La Plata council split about handling FY2017 budget deficit
The La Plata Town Council is still developing areas of the proposed Fiscal Year 2017 budget and met on Tuesday to make an adjustment due to a surplus in the sanitation enterprise funds.
The council had several work sessions in April for budget review and at the last business meeting it reviewed items in the town’s budgeted general funds and enterprise funds.
At Tuesday evening’s council meeting, the town’s financial department staff came back to the council with an expectation that they will be making changes to the structure of the budget and variables that are affecting projections.
“We are showing a deficit in the operating budget,” said Town Treasurer Robert Oliphant. “We had talked about things that the town council wanted to do to make the fiscal situation better such as paying off a debt that we have with the department of housing and community development, tuition reimbursement for the police department, new parking at Wills Park, and the budget originally had a place holder for new projects in public works, sanitation and water and sewer. It did end up meaning that we would spend more money out of the vehicle reserve funds account.”
Oliphant believes the FY2017 budget is picking up the full depreciation in the sanitation enterprise funds.
“We are proposing to utilize [funds] for things that are one time kind of expenditures, like the public works facilities assessment and in some of the town’s vehicles, which we have enough to cover. But when we do that we still end up in a situation where we’re projecting a deficit and we need to have a balanced budget and have that money in the vehicle reserve fund if something does happen,” Oliphant said.
“The reason we set this up years ago was to make sure it is always there and we wouldn’t have these one-time expenditures that shock everybody,” Councilman Keith C. Back said.
Town Manager Daniel Mears said the council has been very conservative over the last few years in regards to budgeted funds and the council would like to have funds available for constructing the town’s own transfer station in future years.

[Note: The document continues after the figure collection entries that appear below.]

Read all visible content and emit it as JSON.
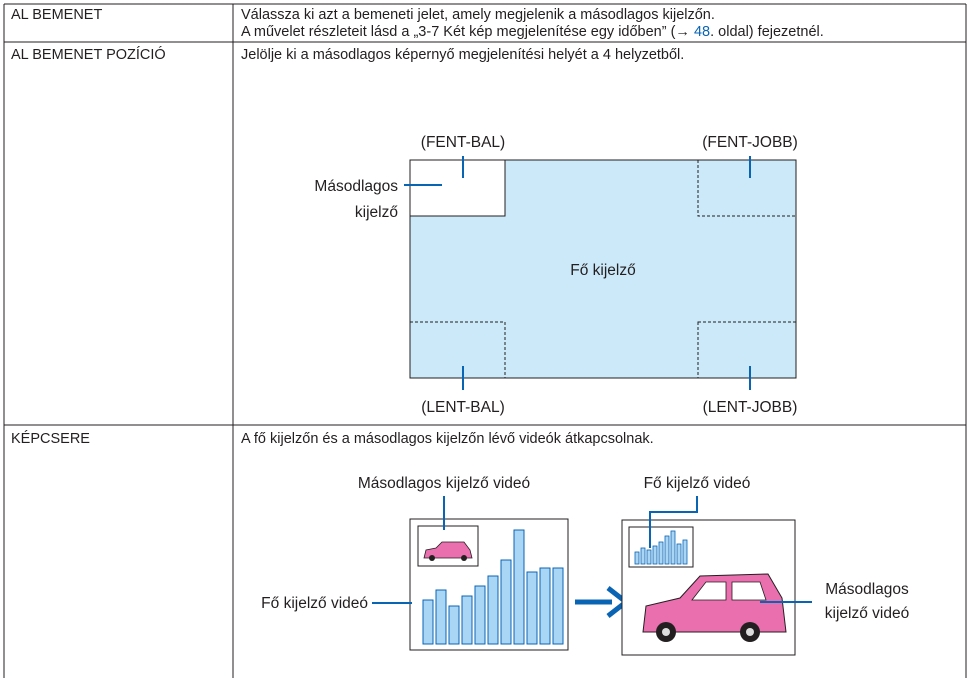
{
  "table": {
    "rows": [
      {
        "label": "AL BEMENET",
        "description": "Válassza ki azt a bemeneti jelet, amely megjelenik a másodlagos kijelzőn.",
        "reference": {
          "before": "A művelet részleteit lásd a „3-7 Két kép megjelenítése egy időben” (→ ",
          "page": "48",
          "after": ". oldal) fejezetnél."
        }
      },
      {
        "label": "AL BEMENET POZÍCIÓ",
        "description": "Jelölje ki a másodlagos képernyő megjelenítési helyét a 4 helyzetből.",
        "diagram": {
          "top_left": "(FENT-BAL)",
          "top_right": "(FENT-JOBB)",
          "bottom_left": "(LENT-BAL)",
          "bottom_right": "(LENT-JOBB)",
          "sub_screen": [
            "Másodlagos",
            "kijelző"
          ],
          "main_screen": "Fő kijelző"
        }
      },
      {
        "label": "KÉPCSERE",
        "description": "A fő kijelzőn és a másodlagos kijelzőn lévő videók átkapcsolnak.",
        "diagram": {
          "sub_video_top": "Másodlagos kijelző videó",
          "main_video_top": "Fő kijelző videó",
          "main_video_left": "Fő kijelző videó",
          "sub_video_right": [
            "Másodlagos",
            "kijelző videó"
          ]
        }
      }
    ]
  }
}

In the town’s sanitation enterprise fund, the budget reflects funds to conduct a facility study to look at how the town could best use the public works facility for future needs, specifically by adding a transfer station at the facility.
But Back asked why the town has an increase in the budget if it is above and beyond how much will be used for the public works study and other enterprise sanitation funds.
“We’ve been very conservative because I recommend to you every year that we should increase based on CPI [Consumer Price Index] to stay up and keep our budget,” said Robert F. Stahl, the town’s director of operations. “The money is going toward a transfer station that we know we want to do in the future. Yes, it’s going into the fund balance but if we had to turn around and borrow money later I think you’re taking from Peter to pay Paul. In this situation you know you’re going to ask for capital expenditure in the future to build a transfer station which we’re trying to save for in advance because the transfer station will cost as much as $750,000 or close to a million dollars.”
Stahl said recycling has changed and a lot of jurisdictions receive major increases because of the way they structure their recycling but the town has not had that issue.
Back asked, “So why are we adding to it?”
“You’ve got more than you need and the whole idea of the transfer station was the fact that they can take it somewhere where it was cheaper and that would offset some of the operating difference,” Back said. “Especially if we have a major surplus in a fund that we currently have three quarters of a use for. The economy is not that good still for a lot of people so why drive a number up just to drive a number up. We can put CPI in if there’s not a reason.”
Councilman Wayne Winkler disagreed and suggested that the vehicle reserve funds need to be kept as is because the town never knows what’s going to happen with things changing constantly.
“Three of us agreed that we didn’t want to drive down to zero before we do anything and keep what’s in the reserve especially if there’s a purpose for it,” Mayor Roy G. Hale said. “We’ve had problems in the past where we if we waited without doing that, then we’ve had to make a major increase in the fund rather than smaller increases as you go along.”
“Previously the council had agreed to a small increase in this fund to cover increased costs due to inflation. Because this fund has a fund balance before add- ing the proposed increase, the majority of the council opted to not add the small increase and keep the quarterly charges the same as the current year. Some of the council members were a little more conservative and wanted to add the inflation adjustment,” Hale said.
In the end, after a 3-2 consensus, the council asked that the budget be presented with no increase to sanitation rates for the next fiscal year.
The council also discussed evaluating methods to gain cost efficiency in vehicle purchases. While it is still being explored, the budget will continue with the current vehicle reserve funding process.
Mears said the proposed FY2017 budget will be finalized for public presentation next Tuesday. After Tuesday’s public hearing, the council will have a work session to review the public comment received and the budget ordinance will be considered the following Tuesday.